(Aderval Borges)
Depois de décadas enfrentando os atropelos das grandes cidades, dona Eugênia e o marido juntaram as aposentadorias e alugaram uma chácara na pequena Indiaporã, no noroeste paulista. Ali ela pôs em prática o sonho de criar aves domésticas: galinhas de várias raças, patos, marrecos, capotes (ou galinha d’angola), codornas, um casal de gansos, um casal de faisões e um único peru. Todos foram trazidos de ônibus em sacolas – ainda pintinhos, claro – de lojas da capital.

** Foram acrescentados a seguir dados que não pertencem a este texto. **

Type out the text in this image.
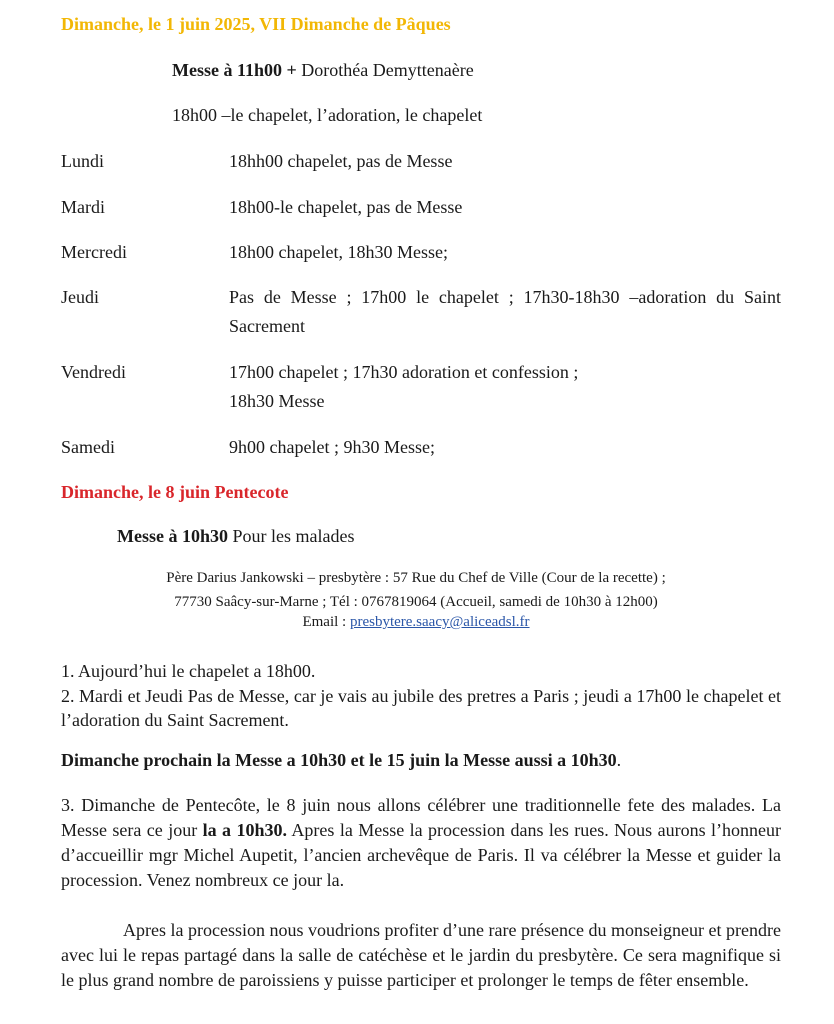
Dimanche, le 1 juin 2025, VII Dimanche de Pâques
Messe à 11h00 + Dorothéa Demyttenaère
18h00 –le chapelet, l’adoration, le chapelet
Lundi	18hh00 chapelet, pas de Messe
Mardi	18h00-le chapelet, pas de Messe
Mercredi	18h00 chapelet, 18h30 Messe;
Jeudi	Pas de Messe ; 17h00 le chapelet ; 17h30-18h30 –adoration du Saint Sacrement
Vendredi	17h00 chapelet ; 17h30 adoration et confession ;
18h30 Messe
Samedi	9h00 chapelet ; 9h30 Messe;
Dimanche, le 8 juin Pentecote
Messe à 10h30 Pour les malades
Père Darius Jankowski – presbytère : 57 Rue du Chef de Ville (Cour de la recette) ;
77730 Saâcy-sur-Marne ; Tél : 0767819064 (Accueil, samedi de 10h30 à 12h00)
Email : presbytere.saacy@aliceadsl.fr
1. Aujourd’hui le chapelet a 18h00.
2. Mardi et Jeudi Pas de Messe, car je vais au jubile des pretres a Paris ; jeudi a 17h00 le chapelet et l’adoration du Saint Sacrement.
Dimanche prochain la Messe a 10h30 et le 15 juin la Messe aussi a 10h30.
3. Dimanche de Pentecôte, le 8 juin nous allons célébrer une traditionnelle fete des malades. La Messe sera ce jour la a 10h30. Apres la Messe la procession dans les rues. Nous aurons l’honneur d’accueillir mgr Michel Aupetit, l’ancien archevêque de Paris. Il va célébrer la Messe et guider la procession. Venez nombreux ce jour la.
Apres la procession nous voudrions profiter d’une rare présence du monseigneur et prendre avec lui le repas partagé dans la salle de catéchèse et le jardin du presbytère. Ce sera magnifique si le plus grand nombre de paroissiens y puisse participer et prolonger le temps de fêter ensemble.
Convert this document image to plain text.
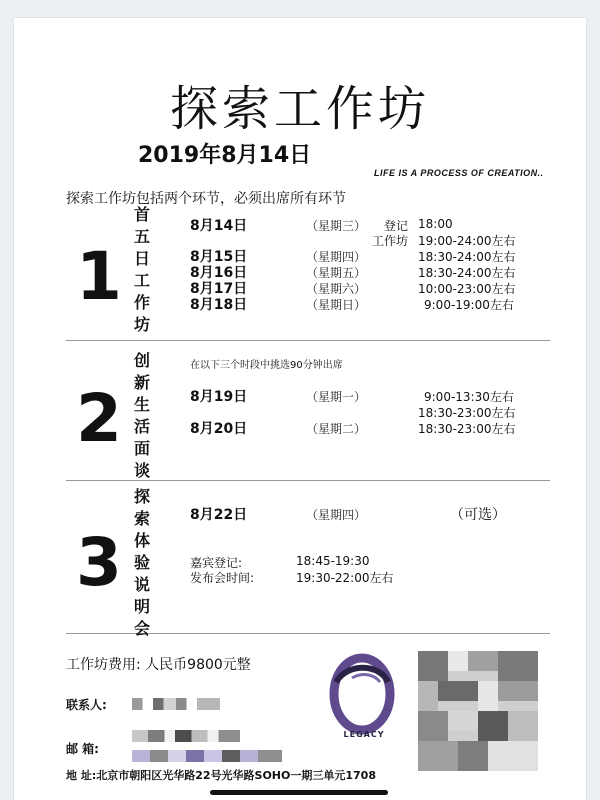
探索工作坊
2019年8月14日
LIFE IS A PROCESS OF CREATION..
探索工作坊包括两个环节，必须出席所有环节
1
首五日工作坊
8月14日	（星期三） 登记 18:00
工作坊 19:00-24:00左右
8月15日	（星期四）	18:30-24:00左右
8月16日	（星期五）	18:30-24:00左右
8月17日	（星期六）	10:00-23:00左右
8月18日	（星期日）	9:00-19:00左右
2
创新生活面谈
在以下三个时段中挑选90分钟出席
8月19日	（星期一）	9:00-13:30左右
18:30-23:00左右
8月20日	（星期二）	18:30-23:00左右
3
探索体验说明会
8月22日	（星期四）	（可选）
嘉宾登记:	18:45-19:30
发布会时间:	19:30-22:00左右
工作坊费用: 人民币9800元整
联系人:
邮 箱:
LEGACY
地 址:北京市朝阳区光华路22号光华路SOHO一期三单元1708
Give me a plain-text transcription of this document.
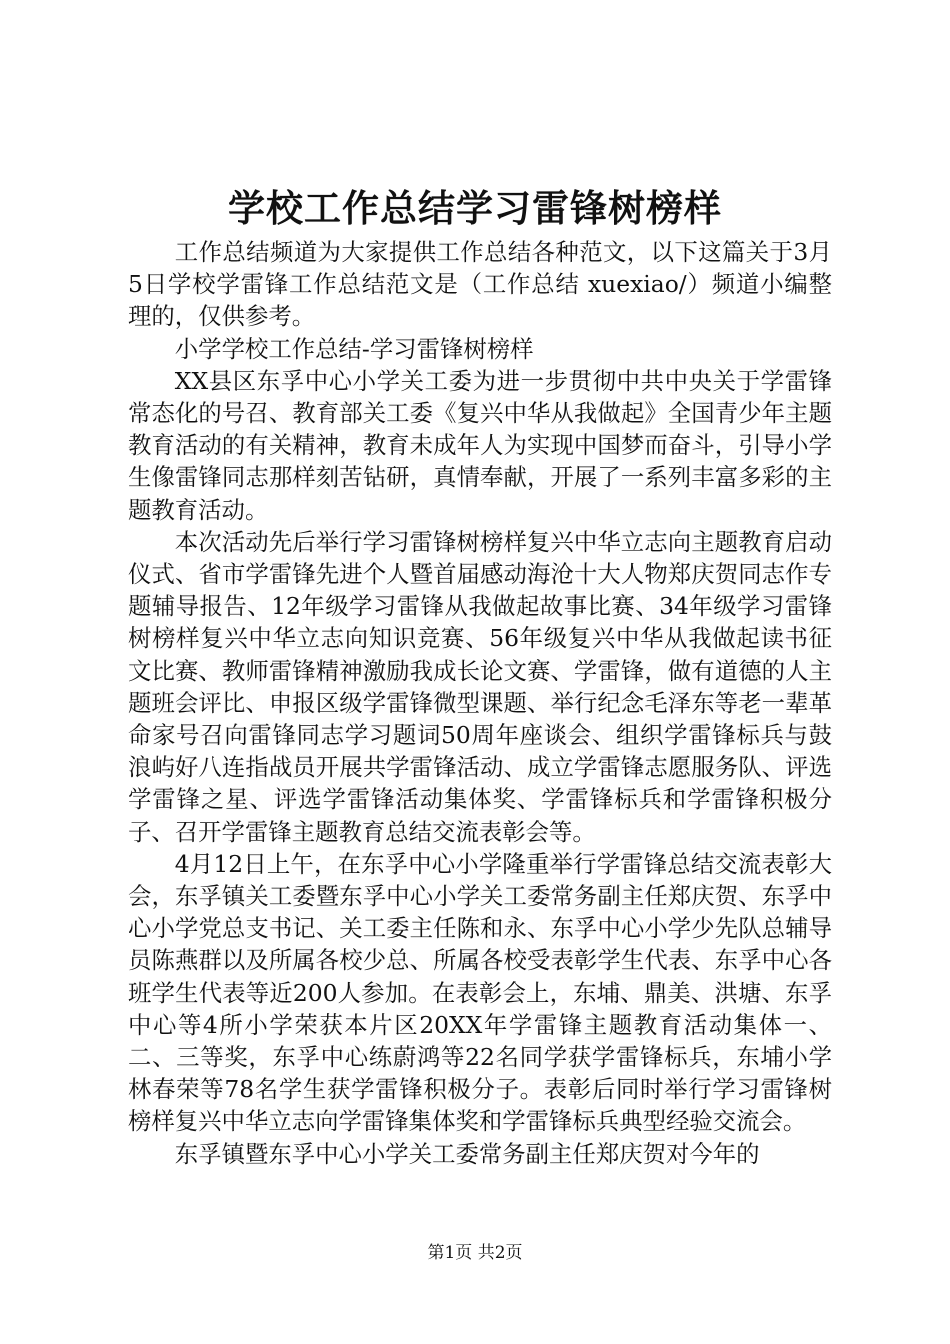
学校工作总结学习雷锋树榜样

工作总结频道为大家提供工作总结各种范文，以下这篇关于3月5日学校学雷锋工作总结范文是（工作总结 xuexiao/）频道小编整理的，仅供参考。

小学学校工作总结-学习雷锋树榜样

XX县区东孚中心小学关工委为进一步贯彻中共中央关于学雷锋常态化的号召、教育部关工委《复兴中华从我做起》全国青少年主题教育活动的有关精神，教育未成年人为实现中国梦而奋斗，引导小学生像雷锋同志那样刻苦钻研，真情奉献，开展了一系列丰富多彩的主题教育活动。

本次活动先后举行学习雷锋树榜样复兴中华立志向主题教育启动仪式、省市学雷锋先进个人暨首届感动海沧十大人物郑庆贺同志作专题辅导报告、12年级学习雷锋从我做起故事比赛、34年级学习雷锋树榜样复兴中华立志向知识竞赛、56年级复兴中华从我做起读书征文比赛、教师雷锋精神激励我成长论文赛、学雷锋，做有道德的人主题班会评比、申报区级学雷锋微型课题、举行纪念毛泽东等老一辈革命家号召向雷锋同志学习题词50周年座谈会、组织学雷锋标兵与鼓浪屿好八连指战员开展共学雷锋活动、成立学雷锋志愿服务队、评选学雷锋之星、评选学雷锋活动集体奖、学雷锋标兵和学雷锋积极分子、召开学雷锋主题教育总结交流表彰会等。

4月12日上午，在东孚中心小学隆重举行学雷锋总结交流表彰大会，东孚镇关工委暨东孚中心小学关工委常务副主任郑庆贺、东孚中心小学党总支书记、关工委主任陈和永、东孚中心小学少先队总辅导员陈燕群以及所属各校少总、所属各校受表彰学生代表、东孚中心各班学生代表等近200人参加。在表彰会上，东埔、鼎美、洪塘、东孚中心等4所小学荣获本片区20XX年学雷锋主题教育活动集体一、二、三等奖，东孚中心练蔚鸿等22名同学获学雷锋标兵，东埔小学林春荣等78名学生获学雷锋积极分子。表彰后同时举行学习雷锋树榜样复兴中华立志向学雷锋集体奖和学雷锋标兵典型经验交流会。

东孚镇暨东孚中心小学关工委常务副主任郑庆贺对今年的

第1页 共2页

O filho mais novo do casal, Valtinho, ainda morava com eles. Logo que assentaram a mudança, o rapaz, que gostava de umas e outras, tratou de se juntar a uma turma local que tinha gostos similares: Zé Tão, Quati, Agenorzinho da Zilda, Amarelo, Meleca e os Primos. “Os Primos” eram dois irmãos figuraças que chamavam todos de primos. E, como tal, a população os chamava igualmente de primos, melhor dizendo, de “Us primu”. Valtinho passou a seguir essa trupe para baixo e para cima. E, como eles, virou habitué das zonas de meretrício da região.
De vez em quando os companheiros apoitavam em sua casa na chácara para esvaziar uns tantos engradados de cerveja. Enquanto papeavam, alguns ficavam de olho naquelas aves todas. Sabiam que dona Eugênia não mandava nenhuma delas para a panela. Nem consumia seus ovos, que eram todos destinados à chocadeira elétrica para aumentar ainda mais o criatório.
Palmito de guariroba, pequis e a galinhada pronta |
Um dos pratos mais saboreados pela culinária regional é galinhada com pequi e palmito de guariroba. Feita em grandes panelas, com diversidade de temperos, dentre os quais muita pimenta bode verde, que dá sabor característico à cozinha caipira. Mas para os caipiras a galinhada só é verdadeira quando elaborada com aves furtadas de algum criatório. O dono das aves é convidado a participar da comilança, mas só fica sabendo que as aves eram suas depois de tê-las digerido.
Enquanto Valtinho e parte da turma jogava conversa fora para distrair dona Eugênia, Zé Tão e os Primos foram para a casa destes preparar o prato. Como reza a tradição, o peru – a essa altura já surrupiado da chácara – devia ser embebedado para amolecer a carne. Para isso, decidiram utilizar pinga artesanal envelhecida em barril de imburana, trazida da cidade de Iturama, no Triângulo Mineiro.
Davam uma dose para o peru e cada um tomava uma da boa pinga. A certa altura, acharam um desperdício dar uma pinga tão qualificada para aquela besta do peru beber e resolveram os três matar o litro de cachaça. Mas tinham outro litro de reserva e decidiram abri-lo também. Enquanto matavam o seguindo litro, continuavam a picar cebolas, alho, pimentões e outros ingredientes.
Dona Eugênia ficou revoltada quando percebeu a armação toda e proibiu os amigos do filho de continuar frequentando a chácara. Agarrou seu mimado peru e bateu para casa junto com o marido. Mais ou menos recuperados do porre, Zé Tão e os Primo desistiram de vez da galinhada, mas propuseram aos amigos um bom programa alternativo: irem todos para o puteiro de uma cidade vizinha celebrar a noite de Natal com aquelas boas senhoras que a todos acolhem, seja nos momentos de euforia ou de fadiga.
Se alguém tiver algum galinheiro para surrupiar umas penosas, segue a relação dos demais ingredientes para a galinhada: arroz lavado, alho, cebola, cenouras raladas, pimentões picados, palmito de guariroba picado, vários frutos de pequi, açafrão da terra, salsa, cheiro verde, pimenta de cheiro e... cachaça da boa.